Every one of us is well aware that this gradual process through which the individual journeys has well defined stages that are described and documented by various medical professionals. (Coping With Grief And Loss)

Each phase happens at different times for every one of us. Anger may be first, or denial … but each of these chapters are inevitably encountered by the mourner.
Sadly, some individuals may become stuck at any point during their grief; unable to comprehend “The Why” of it, or perhaps incapable of overcoming the anger or survival-guilt.
When they do hit a road-block in their recovery, what they need is professional help and empathy. Broadcasting your pain in the media during an election campaign is of no theraputic use.
Or perhaps it is only now that Mrs. Cameron has reached a stage where she feels able to “share”.

However, I notice with many politicians and their families, timing is everything.

I think if we are to believe there was no cynical aforethought to this, they should have considered a different timing to share their pain, because right now it just looks cold, cynical and calculated.

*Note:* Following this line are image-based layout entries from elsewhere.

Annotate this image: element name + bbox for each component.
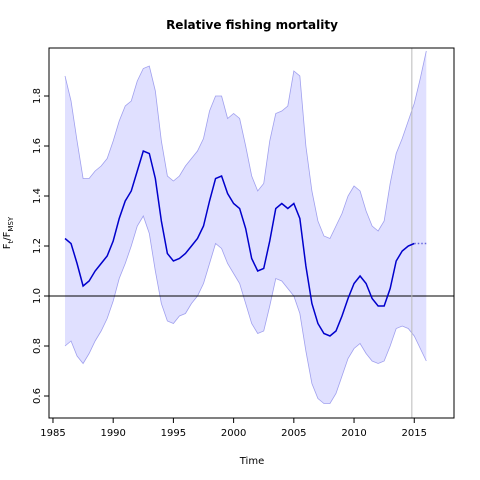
y-tick-label: 1.2 (32, 238, 43, 254)
x-tick-label: 1995 (161, 428, 186, 439)
x-tick-label: 2010 (341, 428, 366, 439)
x-tick-label: 2005 (281, 428, 306, 439)
y-tick-label: 1.0 (32, 288, 43, 304)
x-tick-label: 1990 (100, 428, 125, 439)
y-axis-label: Ft/FMSY (2, 216, 15, 249)
y-label-part: MSY (7, 216, 15, 231)
y-tick-label: 0.6 (32, 388, 43, 404)
band-edge (64, 215, 427, 404)
y-label-part: F (2, 243, 13, 249)
series-line (64, 149, 415, 337)
y-tick-label: 1.6 (32, 138, 43, 154)
y-tick-label: 1.4 (32, 188, 43, 204)
chart-title: Relative fishing mortality (166, 18, 338, 32)
y-label-part: t (7, 240, 15, 243)
y-tick-label: 0.8 (32, 338, 43, 354)
y-label-part: /F (2, 231, 13, 240)
band-edge (64, 50, 427, 240)
x-axis-label: Time (239, 456, 264, 467)
x-tick-label: 2000 (221, 428, 246, 439)
y-tick-label: 1.8 (32, 88, 43, 104)
plot-frame (48, 47, 455, 419)
x-tick-label: 1985 (40, 428, 65, 439)
x-tick-label: 2015 (402, 428, 427, 439)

Either heading to the papers earlier in the year or waiting another month would perhaps have had less of "ploy" look to it.
If it is cynical manipulation of the press and public then it demeans the wee lad's memory.

The only thing I can take from the release and timing  of these emotional outpourings is the overt attempt to send a subliminal message to the disabled and vulnerable.
And this is clearly to communicate the idea of “I/we understand and share your pain. Trust me/us”.

What I find frankly disturbing, is the message is being delivered even now as Cameron and his government have already specified swingeing cuts directed towards these very people – although the details of the cuts, unlike the details of the grief - are being withheld until after May 7th.